La démocratie a-t-elle fait son temps ?

Introduction

- Nous sommes dans le cadre de l'université du 3e âge. C'est sans doute le bon moment de nous rappeler, comme anciens enseignants ou tout bonnement comme parents ou grands-parents, que la meilleure façon d'apprendre quelque chose, c'est d'essayer d'en parler. Préparer cette conférence m'a convaincu que j'en savais bien peu sur la démocratie. Merci de m'avoir forcé à avouer mon ignorance et à lutter contre elle.

- Raison de plus pour que je mette à contribution des auteurs sérieux. Je m'appuie surtout, au risque de les mal citer à l'occasion, sur des classiques et sur des plus actuels : Platon, Tocqueville, Alain Touraine et, tout près de nous, Louis Balthazar, que vous avez rencontré, et Daniel Jacques, l'un des meilleurs spécialistes québécois de Tocqueville. Qu'ils me pardonnent ma piraterie et qu'ils excusent mes raccourcis.

1. La démocratie a-t-elle fait son temps ?

- Si vous entretenez en vous l'esprit de contradiction, vous avez sûrement corrigé cette question pour en tirer ceci : la démocratie a-t-elle déjà eu son temps ? Si oui, quand et où ? Quand on nous vante les réussites démocratiques d'Athènes, nous nuançons presque automatiquement. Ni les femmes ni les nombreux esclaves ne votaient. Seule s'exprimait une cohorte d'une dizaine de milliers d'hommes dits libres. L'intuition était en place, mais pas l'engouement populaire.

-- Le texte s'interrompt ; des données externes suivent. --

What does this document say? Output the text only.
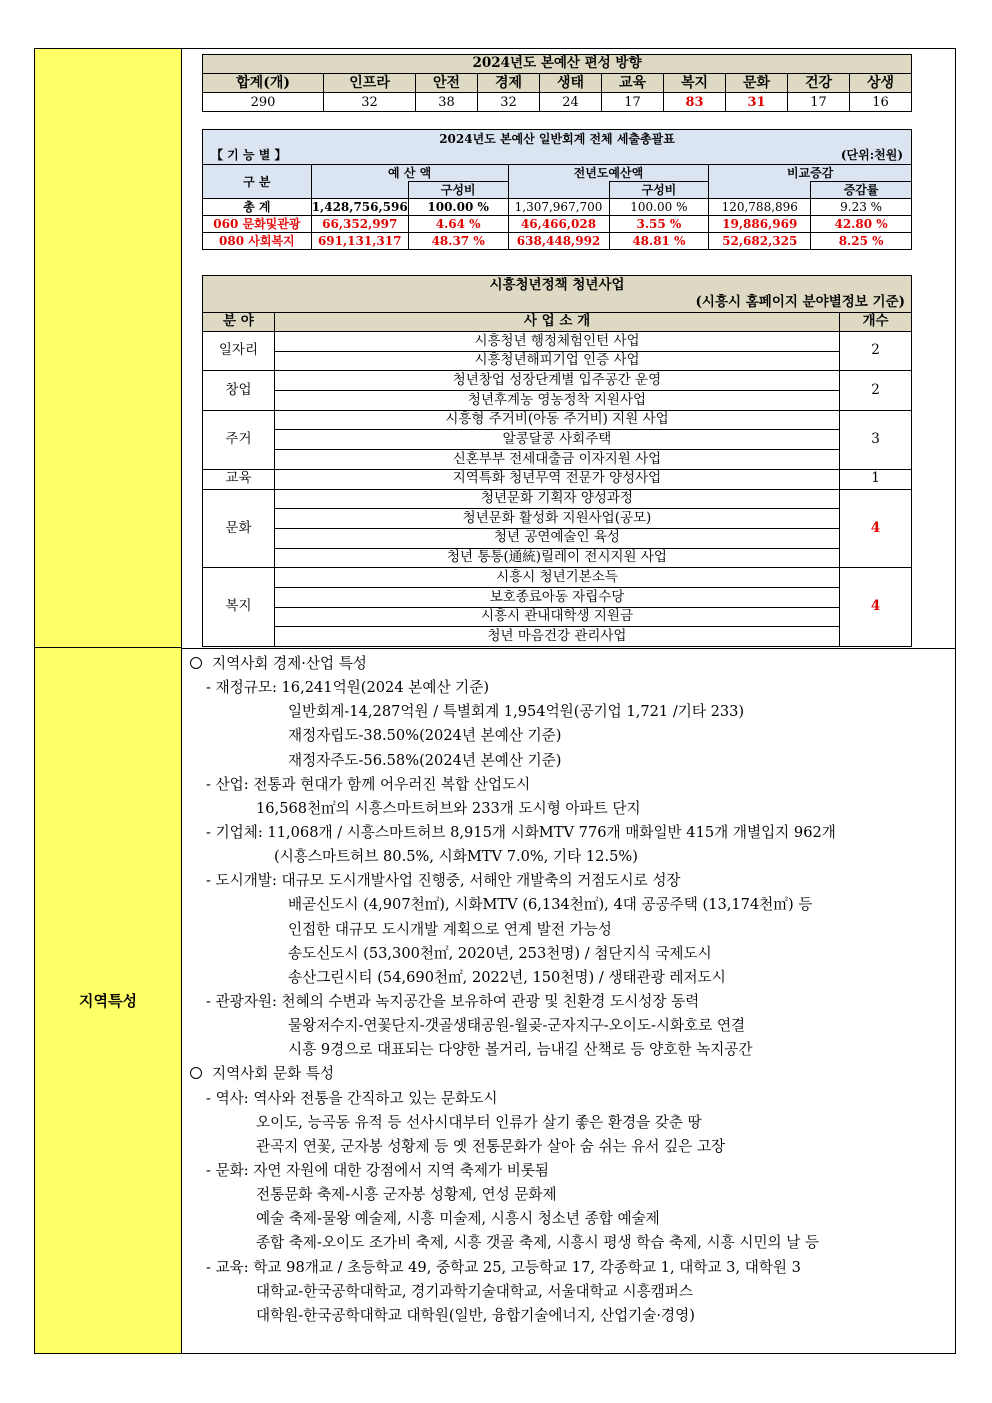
지역특성
2024년도 본예산 편성 방향									
합계(개)	인프라	안전	경제	생태	교육	복지	문화	건강	상생
290	32	38	32	24	17	83	31	17	16
2024년도 본예산 일반회계 전체 세출총괄표						

【 기 능 별 】 (단위:천원)						

구 분	예 산 액		전년도예산액		비교증감	
		구성비		구성비		증감률
총 계	1,428,756,596	100.00 %	1,307,967,700	100.00 %	120,788,896	9.23 %
060 문화및관광	66,352,997	4.64 %	46,466,028	3.55 %	19,886,969	42.80 %
080 사회복지	691,131,317	48.37 %	638,448,992	48.81 %	52,682,325	8.25 %
시흥청년정책 청년사업
(시흥시 홈페이지 분야별정보 기준)		

분 야	사 업 소 개	개수
일자리	시흥청년 행정체험인턴 사업	2
	시흥청년해피기업 인증 사업	
창업	청년창업 성장단계별 입주공간 운영	2
	청년후계농 영농정착 지원사업	
주거	시흥형 주거비(아동 주거비) 지원 사업	3
	알콩달콩 사회주택	
	신혼부부 전세대출금 이자지원 사업	
교육	지역특화 청년무역 전문가 양성사업	1
문화	청년문화 기획자 양성과정	4
	청년문화 활성화 지원사업(공모)	
	청년 공연예술인 육성	
	청년 통통(通統)릴레이 전시지원 사업	
복지	시흥시 청년기본소득	4
	보호종료아동 자립수당	
	시흥시 관내대학생 지원금	
	청년 마음건강 관리사업	

지역사회 경제·산업 특성

- 재정규모: 16,241억원(2024 본예산 기준)

일반회계-14,287억원 / 특별회계 1,954억원(공기업 1,721 /기타 233)

재정자립도-38.50%(2024년 본예산 기준)

재정자주도-56.58%(2024년 본예산 기준)

- 산업: 전통과 현대가 함께 어우러진 복합 산업도시

16,568천㎡의 시흥스마트허브와 233개 도시형 아파트 단지

- 기업체: 11,068개 / 시흥스마트허브 8,915개 시화MTV 776개 매화일반 415개 개별입지 962개

(시흥스마트허브 80.5%, 시화MTV 7.0%, 기타 12.5%)

- 도시개발: 대규모 도시개발사업 진행중, 서해안 개발축의 거점도시로 성장

배곧신도시 (4,907천㎡), 시화MTV (6,134천㎡), 4대 공공주택 (13,174천㎡) 등

인접한 대규모 도시개발 계획으로 연계 발전 가능성

송도신도시 (53,300천㎡, 2020년, 253천명) / 첨단지식 국제도시

송산그린시티 (54,690천㎡, 2022년, 150천명) / 생태관광 레저도시

- 관광자원: 천혜의 수변과 녹지공간을 보유하여 관광 및 친환경 도시성장 동력

물왕저수지-연꽃단지-갯골생태공원-월곶-군자지구-오이도-시화호로 연결

시흥 9경으로 대표되는 다양한 볼거리, 늠내길 산책로 등 양호한 녹지공간

지역사회 문화 특성

- 역사: 역사와 전통을 간직하고 있는 문화도시

오이도, 능곡동 유적 등 선사시대부터 인류가 살기 좋은 환경을 갖춘 땅

관곡지 연꽃, 군자봉 성황제 등 옛 전통문화가 살아 숨 쉬는 유서 깊은 고장

- 문화: 자연 자원에 대한 강점에서 지역 축제가 비롯됨

전통문화 축제-시흥 군자봉 성황제, 연성 문화제

예술 축제-물왕 예술제, 시흥 미술제, 시흥시 청소년 종합 예술제

종합 축제-오이도 조가비 축제, 시흥 갯골 축제, 시흥시 평생 학습 축제, 시흥 시민의 날 등

- 교육: 학교 98개교 / 초등학교 49, 중학교 25, 고등학교 17, 각종학교 1, 대학교 3, 대학원 3

대학교-한국공학대학교, 경기과학기술대학교, 서울대학교 시흥캠퍼스

대학원-한국공학대학교 대학원(일반, 융합기술에너지, 산업기술·경영)
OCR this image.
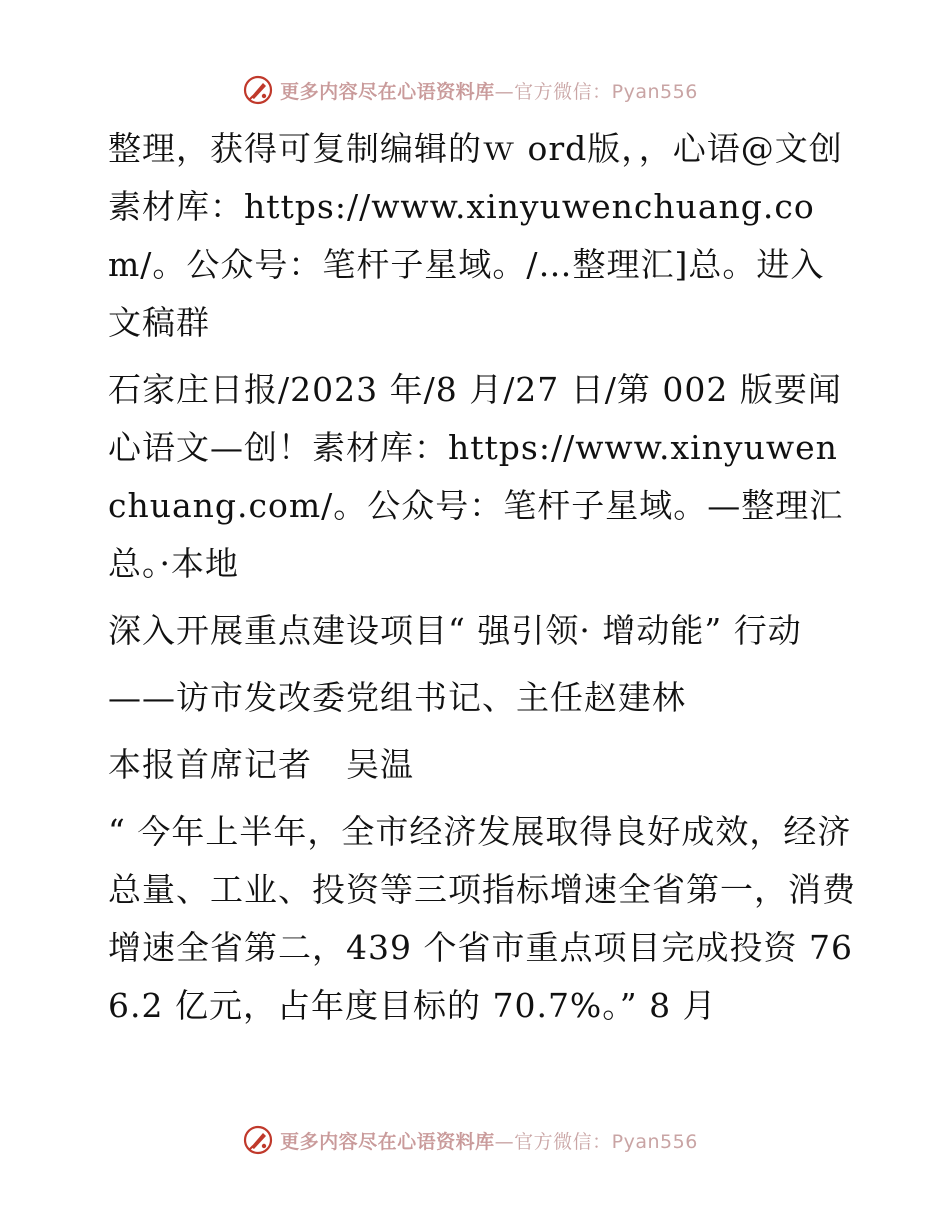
更多内容尽在心语资料库—官方微信：Pyan556

整理，获得可复制编辑的ｗ ord版，，心语@文创素材库：https://www.xinyuwenchuang.com/。公众号：笔杆子星域。/…整理汇]总。进入文稿群

石家庄日报/2023 年/8 月/27 日/第 002 版要闻心语文—创！素材库：https://www.xinyuwenchuang.com/。公众号：笔杆子星域。—整理汇总。·本地

深入开展重点建设项目“ 强引领· 增动能” 行动

——访市发改委党组书记、主任赵建林

本报首席记者　吴温

“ 今年上半年，全市经济发展取得良好成效，经济总量、工业、投资等三项指标增速全省第一，消费增速全省第二，439 个省市重点项目完成投资 766.2 亿元，占年度目标的 70.7%。” 8 月

更多内容尽在心语资料库—官方微信：Pyan556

- La réaction est à peu près la même quand on survole quelques-unes des révolutions survenues au cours des derniers siècles. Au départ, à peu près toutes promettaient de disséminer le pouvoir à travers la société et de mieux respecter le peuple, mais la promesse a presque toujours, sinon toujours, été interceptée. Les barons anglais ont fait comprendre au roi que « nul n'est au-dessus des lois », mais l'Angleterre a ensuite connu ce qu'on a appelé les « bourgs pourris », c'est-à-dire des circonscriptions fictives. Lord Somebody parlait au nom d'un électorat inexistant. La révolution française a décapité sa noblesse, souvent au sens strict du terme, mais la bourgeoisie et non le peuple s'est substituée à l'ancien pouvoir. La révolution de 1917 n'a pas transféré le pouvoir des tsars aux moujiks, car la bureaucratie s'est interposée. Au Québec, la révolution tranquille a démocratisé l'éducation, temporairement et partiellement peut-être, mais elle a profité davantage à certains corps intermédiaires, comme les ordres professionnels, les policiers, les enseignants, les médias. Au pied de la pyramide, les changements n'ont pas été si radicaux. Aujourd'hui encore, les enfants d'universitaires sont plus nombreux à l'université que les enfants de ceux qui n'y ont jamais eu accès. Au total, rien de parfait comme performance démocratique. Peut-être la démocratie n'a-t-elle pas encore eu son temps.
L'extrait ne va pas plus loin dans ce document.